Elle hante les récits des grand-parents retraçant l’épouvantable torture des « cures d’huile de foie de morue » administrées « pour avoir de bons os ». Elle est l’un des sujets de recherche privilégiés de la nutrithérapie moderne avec des centaines d’études publiées chaque année démontrant ses rôles majeurs dans l’équilibre de santé. Son nom ? La vitamine D !





Nous devrions plutôt dire « les » vitamines D car ce terme générique regroupe une dizaine de formes vitaminiques liposolubles (soluble dans les graisses) dont les deux plus connues et étudiées actuellement sont la vitamine D2 (ou ergocalciférol) issue du règne végétal et la vitamine D3 (cholécalciférol) issue du règne animal. L’homme est capable de la synthétiser au niveau de la peau à partir d’un précurseur du cholestérol. Ce dernier est alors converti en provitamine D (le cholécalciférol caractéristique des animaux) devant lui-même subir deux transformations, au niveau du foie d’abord (où elle est convertie en 25-OH D3 appelée aussi » calcidiol ») et des reins ensuite pour aboutir à la forme active de la vitamine, appelée 1,25 (OH)2 D3 ou plus simplement calcitriol. Identifiée en 1922, sa présence et son rôle dans la santé osseuse avaient été étudiés dès le début du 19ème siècle dans l’huile de foie de morue. On avait ainsi découvert son rôle majeur dans la prévention du rachitisme, affection infantile se traduisant par une mauvaise minéralisation du squelette avec déformations importantes. Aujourd’hui, l’étude de ses actions va bien au-delà de la seule santé osseuse et les risques associés à son déficit n’en paraissent que plus dangereux. Alors de quoi parle-t-on ?

Où ? Pour quoi ?

Comme évoqué plus haut, plus de 80 % de notre vitamine D interne provient d’une synthèse propre sous l’action des rayons du soleil. La part restante, assez faible, est quant à elle apportée par l’alimentation, surtout animale.
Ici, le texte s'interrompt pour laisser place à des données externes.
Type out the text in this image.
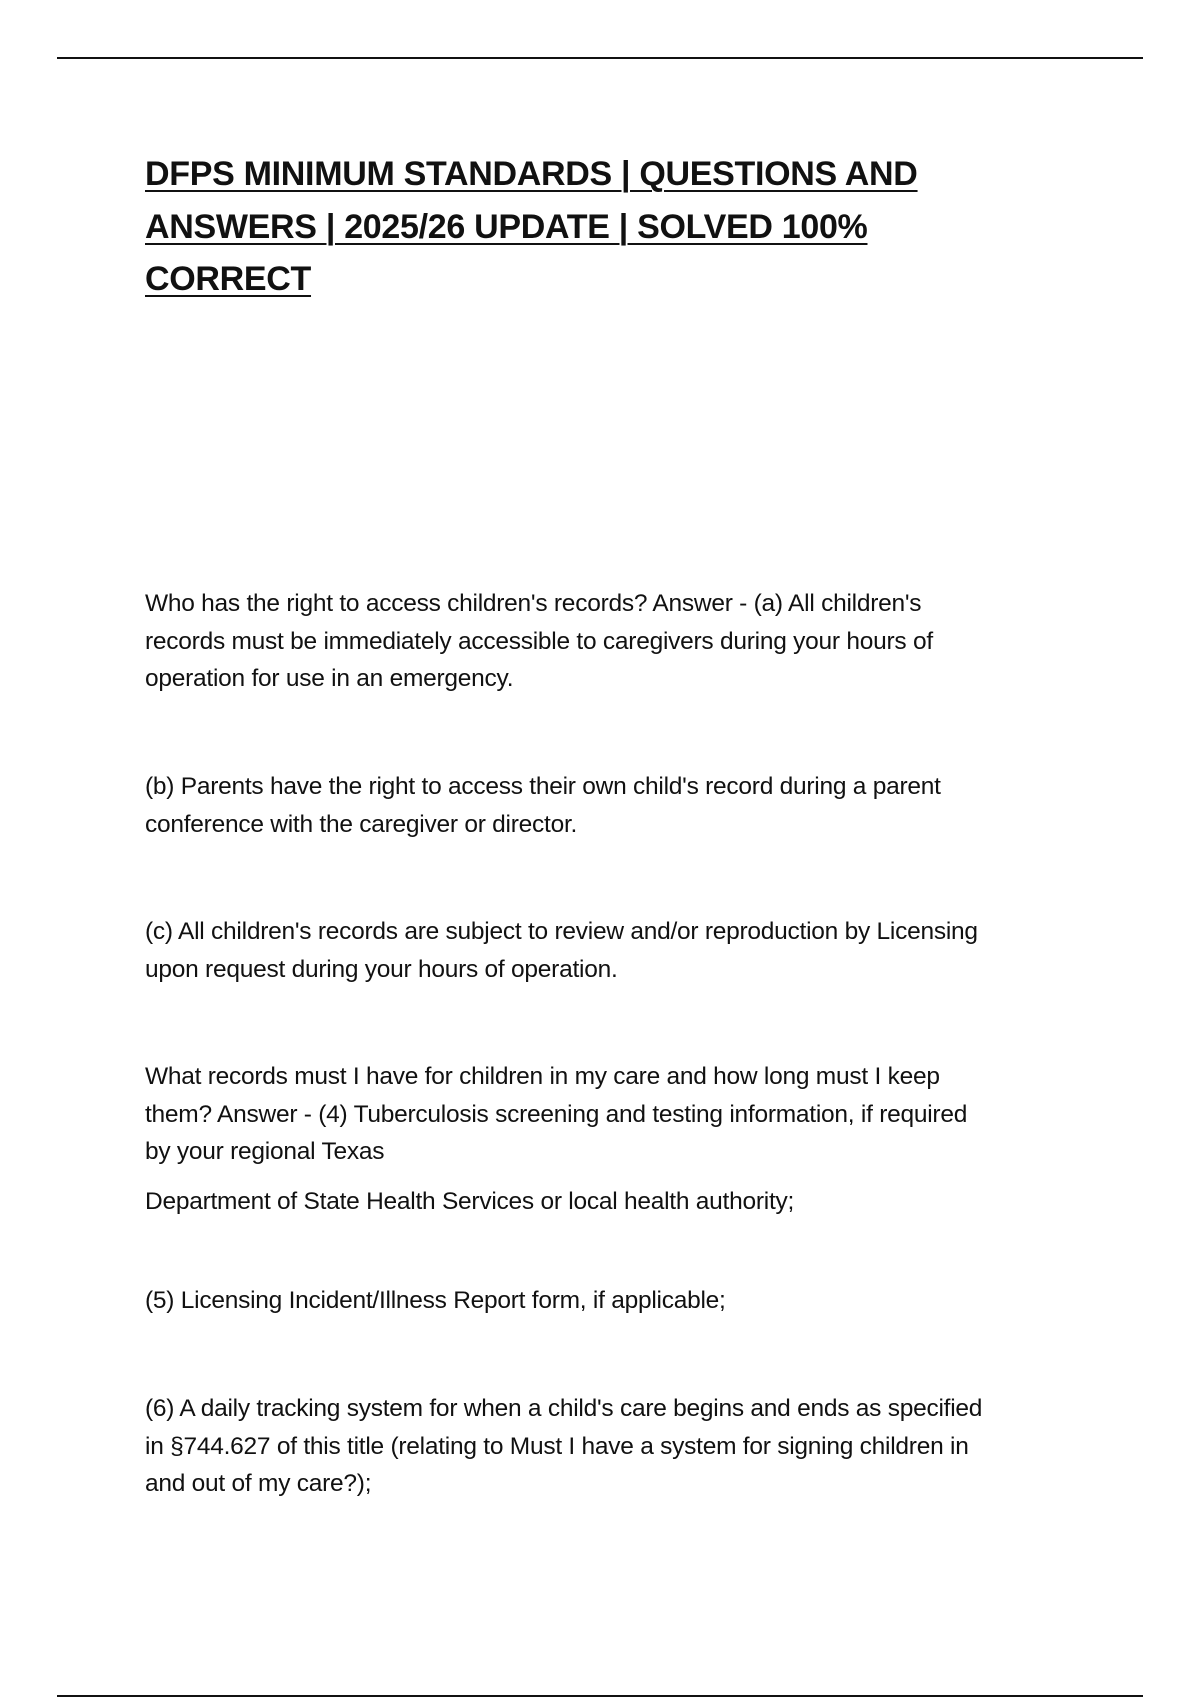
DFPS MINIMUM STANDARDS | QUESTIONS AND
ANSWERS | 2025/26 UPDATE | SOLVED 100%
CORRECT

Who has the right to access children's records? Answer - (a) All children's
records must be immediately accessible to caregivers during your hours of
operation for use in an emergency.

(b) Parents have the right to access their own child's record during a parent
conference with the caregiver or director.

(c) All children's records are subject to review and/or reproduction by Licensing
upon request during your hours of operation.

What records must I have for children in my care and how long must I keep
them? Answer - (4) Tuberculosis screening and testing information, if required
by your regional Texas

Department of State Health Services or local health authority;

(5) Licensing Incident/Illness Report form, if applicable;

(6) A daily tracking system for when a child's care begins and ends as specified
in §744.627 of this title (relating to Must I have a system for signing children in
and out of my care?);
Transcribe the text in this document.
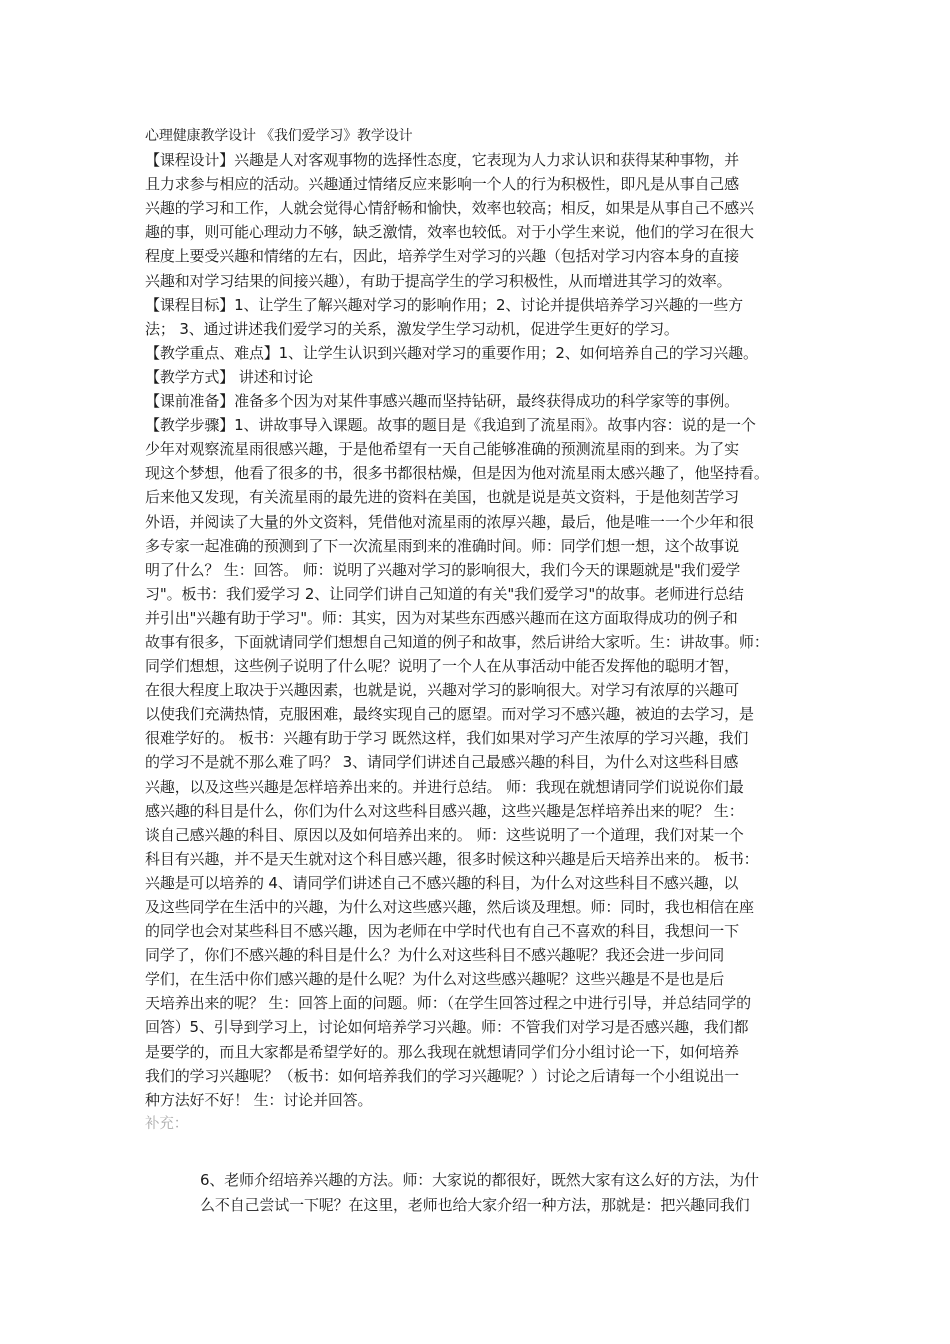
心理健康教学设计 《我们爱学习》教学设计
【课程设计】兴趣是人对客观事物的选择性态度，它表现为人力求认识和获得某种事物，并
且力求参与相应的活动。兴趣通过情绪反应来影响一个人的行为积极性，即凡是从事自己感
兴趣的学习和工作，人就会觉得心情舒畅和愉快，效率也较高；相反，如果是从事自己不感兴
趣的事，则可能心理动力不够，缺乏激情，效率也较低。对于小学生来说，他们的学习在很大
程度上要受兴趣和情绪的左右，因此，培养学生对学习的兴趣（包括对学习内容本身的直接
兴趣和对学习结果的间接兴趣），有助于提高学生的学习积极性，从而增进其学习的效率。
【课程目标】1、让学生了解兴趣对学习的影响作用；2、讨论并提供培养学习兴趣的一些方
法； 3、通过讲述我们爱学习的关系，激发学生学习动机，促进学生更好的学习。
【教学重点、难点】1、让学生认识到兴趣对学习的重要作用；2、如何培养自己的学习兴趣。
【教学方式】 讲述和讨论
【课前准备】准备多个因为对某件事感兴趣而坚持钻研，最终获得成功的科学家等的事例。
【教学步骤】1、讲故事导入课题。故事的题目是《我追到了流星雨》。故事内容：说的是一个
少年对观察流星雨很感兴趣，于是他希望有一天自己能够准确的预测流星雨的到来。为了实
现这个梦想，他看了很多的书，很多书都很枯燥，但是因为他对流星雨太感兴趣了，他坚持看。
后来他又发现，有关流星雨的最先进的资料在美国，也就是说是英文资料，于是他刻苦学习
外语，并阅读了大量的外文资料，凭借他对流星雨的浓厚兴趣，最后，他是唯一一个少年和很
多专家一起准确的预测到了下一次流星雨到来的准确时间。师：同学们想一想，这个故事说
明了什么？ 生：回答。 师：说明了兴趣对学习的影响很大，我们今天的课题就是"我们爱学
习"。板书：我们爱学习 2、让同学们讲自己知道的有关"我们爱学习"的故事。老师进行总结
并引出"兴趣有助于学习"。师：其实，因为对某些东西感兴趣而在这方面取得成功的例子和
故事有很多，下面就请同学们想想自己知道的例子和故事，然后讲给大家听。生：讲故事。师：
同学们想想，这些例子说明了什么呢？说明了一个人在从事活动中能否发挥他的聪明才智，
在很大程度上取决于兴趣因素，也就是说，兴趣对学习的影响很大。对学习有浓厚的兴趣可
以使我们充满热情，克服困难，最终实现自己的愿望。而对学习不感兴趣，被迫的去学习，是
很难学好的。 板书：兴趣有助于学习 既然这样，我们如果对学习产生浓厚的学习兴趣，我们
的学习不是就不那么难了吗？ 3、请同学们讲述自己最感兴趣的科目，为什么对这些科目感
兴趣，以及这些兴趣是怎样培养出来的。并进行总结。 师：我现在就想请同学们说说你们最
感兴趣的科目是什么，你们为什么对这些科目感兴趣，这些兴趣是怎样培养出来的呢？ 生：
谈自己感兴趣的科目、原因以及如何培养出来的。 师：这些说明了一个道理，我们对某一个
科目有兴趣，并不是天生就对这个科目感兴趣，很多时候这种兴趣是后天培养出来的。 板书：
兴趣是可以培养的 4、请同学们讲述自己不感兴趣的科目，为什么对这些科目不感兴趣，以
及这些同学在生活中的兴趣，为什么对这些感兴趣，然后谈及理想。师：同时，我也相信在座
的同学也会对某些科目不感兴趣，因为老师在中学时代也有自己不喜欢的科目，我想问一下
同学了，你们不感兴趣的科目是什么？为什么对这些科目不感兴趣呢？我还会进一步问同
学们，在生活中你们感兴趣的是什么呢？为什么对这些感兴趣呢？这些兴趣是不是也是后
天培养出来的呢？ 生：回答上面的问题。师：（在学生回答过程之中进行引导，并总结同学的
回答）5、引导到学习上，讨论如何培养学习兴趣。师：不管我们对学习是否感兴趣，我们都
是要学的，而且大家都是希望学好的。那么我现在就想请同学们分小组讨论一下，如何培养
我们的学习兴趣呢？（板书：如何培养我们的学习兴趣呢？）讨论之后请每一个小组说出一
种方法好不好！ 生：讨论并回答。
补充：
6、老师介绍培养兴趣的方法。师：大家说的都很好，既然大家有这么好的方法，为什
么不自己尝试一下呢？在这里，老师也给大家介绍一种方法，那就是：把兴趣同我们
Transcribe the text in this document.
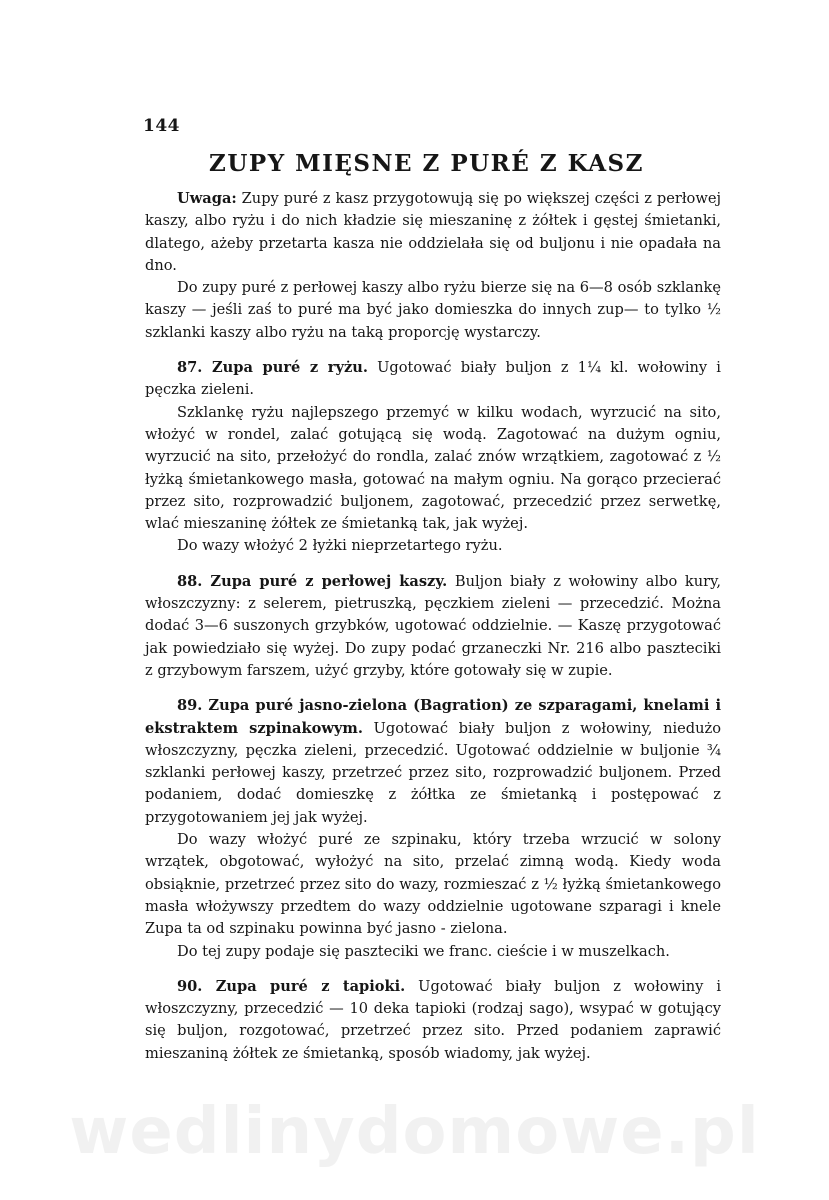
144
ZUPY MIĘSNE Z PURÉ Z KASZ

Uwaga: Zupy puré z kasz przygotowują się po większej części z perłowej kaszy, albo ryżu i do nich kładzie się mieszaninę z żółtek i gęstej śmietanki, dlatego, ażeby przetarta kasza nie oddzielała się od buljonu i nie opadała na dno.

Do zupy puré z perłowej kaszy albo ryżu bierze się na 6—8 osób szklankę kaszy — jeśli zaś to puré ma być jako domieszka do innych zup— to tylko ½ szklanki kaszy albo ryżu na taką proporcję wystarczy.

87. Zupa puré z ryżu. Ugotować biały buljon z 1¼ kl. wołowiny i pęczka zieleni.

Szklankę ryżu najlepszego przemyć w kilku wodach, wyrzucić na sito, włożyć w rondel, zalać gotującą się wodą. Zagotować na dużym ogniu, wyrzucić na sito, przełożyć do rondla, zalać znów wrzątkiem, zagotować z ½ łyżką śmietankowego masła, gotować na małym ogniu. Na gorąco przecierać przez sito, rozprowadzić buljonem, zagotować, przecedzić przez serwetkę, wlać mieszaninę żółtek ze śmietanką tak, jak wyżej.

Do wazy włożyć 2 łyżki nieprzetartego ryżu.

88. Zupa puré z perłowej kaszy. Buljon biały z wołowiny albo kury, włoszczyzny: z selerem, pietruszką, pęczkiem zieleni — przecedzić. Można dodać 3—6 suszonych grzybków, ugotować oddzielnie. — Kaszę przygotować jak powiedziało się wyżej. Do zupy podać grzaneczki Nr. 216 albo paszteciki z grzybowym farszem, użyć grzyby, które gotowały się w zupie.

89. Zupa puré jasno-zielona (Bagration) ze szparagami, knelami i ekstraktem szpinakowym. Ugotować biały buljon z wołowiny, niedużo włoszczyzny, pęczka zieleni, przecedzić. Ugotować oddzielnie w buljonie ¾ szklanki perłowej kaszy, przetrzeć przez sito, rozprowadzić buljonem. Przed podaniem, dodać domieszkę z żółtka ze śmietanką i postępować z przygotowaniem jej jak wyżej.

Do wazy włożyć puré ze szpinaku, który trzeba wrzucić w solony wrzątek, obgotować, wyłożyć na sito, przelać zimną wodą. Kiedy woda obsiąknie, przetrzeć przez sito do wazy, rozmieszać z ½ łyżką śmietankowego masła włożywszy przedtem do wazy oddzielnie ugotowane szparagi i knele Zupa ta od szpinaku powinna być jasno - zielona.

Do tej zupy podaje się paszteciki we franc. cieście i w muszelkach.

90. Zupa puré z tapioki. Ugotować biały buljon z wołowiny i włoszczyzny, przecedzić — 10 deka tapioki (rodzaj sago), wsypać w gotujący się buljon, rozgotować, przetrzeć przez sito. Przed podaniem zaprawić mieszaniną żółtek ze śmietanką, sposób wiadomy, jak wyżej.

wedlinydomowe.pl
Les végétaux contiennent en effet assez peu de vitamine D, avec leurs représentants les plus riches que sont les champignons apportant environ 1 μg/100g. Les principales sources animales sont les poissons gras (saumons, maquereaux, harengs, sardines … en apportent environ 10 à 20 μg/100g), les coquillages, le jaune d’oeuf, le foie. Malheureusement, dans notre société moderne, tant la synthèse endogène que les apports alimentaires font défaut. Nous sommes en effet de plus en plus sédentaires, exerçons la majorité de nos activités en intérieur et lorsque nous sommes à l’extérieur, la majorité de notre surface corporelle se trouve couverte par les vêtements ou badigeonnée de crème solaire à haut indice de protection ! Il en résulte qu’à l’exception de la zone équatoriale, sous des latitudes supérieures à celles des Pyrénées, l’exposition solaire est nettement insuffisante pour assurer un taux optimal de vitamine D dans l’organisme. On observe ainsi, sous nos climats tempérés, une corrélation troublante entre les faibles taux sanguins de vitamine D et l’occurrence de pathologies telles que les cancers, les maladies cardiovasculaires, le diabète, l’obésité, la dépression, …Toutes ces pathologies dites « de civilisation » ont en commun d’être favorisées par un terrain inflammatoire chronique. Or, la vitamine D intervient notamment dans la modulation de l’inflammation. On sait aujourd’hui qu’elle régule aussi le système immunitaire (allergies, psoriasis, maladies auto-immunes, …), agit sur l’expression de plus de 200 gènes et donc des métabolismes comme ceux de l’insuline ou encore la différenciation cellulaire (et donc le contrôle des processus cancéreux !). Tout cela en plus de son effet avéré dans les pathologies osseuses (ostéoporose,…), dans la prévention des fractures et des chutes (elle stimule la force musculaire) et celle des pathologies hivernales (son faible taux en hiver lié au peu d’ensoleillement serait en partie responsable de la plus grande susceptibilité aux virus). Plus qu’une vitamine, on lui prête donc aujourd’hui le rôle d’hormone indispensable à un nombre toujours croissant de processus … Alors quid si l’on en manque ?

Combien ? Comment ?

Le débat fait toujours rage entre experts, autorités de santé, laboratoires, … dont la conclusion émergente semble néanmoins que la majorité de la population des pays tempérés est en carence (80% de la population française). Les experts crient au scandale sanitaire en citant des chiffres alarmants d’accouchements prématurés, de morts par infarctus ou cancers, … qui pourraient être évités si les recommandations nutritionnelles des autorités de santé étaient plus au fait de la recherche. Le statut en vitamine D (souvent mesuré sur base du taux sanguin de 25 OH D3) est exprimé dans les prises de sang en ng/ml (nanogrammes par millilitre) ou en nmole/L (nanomoles par litre de sérum). Le consensus actuel situe les chiffres requis pour une bonne santé, autour de 30 à 50 ng/ml (multipliez par 2.5 pour avoir les valeurs en nmoles/L). Certains experts estiment même que des valeurs doubles seraient souhaitables et qu’en deçà d’un certaine taux (20 ng/ml), le risque de certaines maladies (cancers du sein, du côlon, ...) se voit significativement augmenté!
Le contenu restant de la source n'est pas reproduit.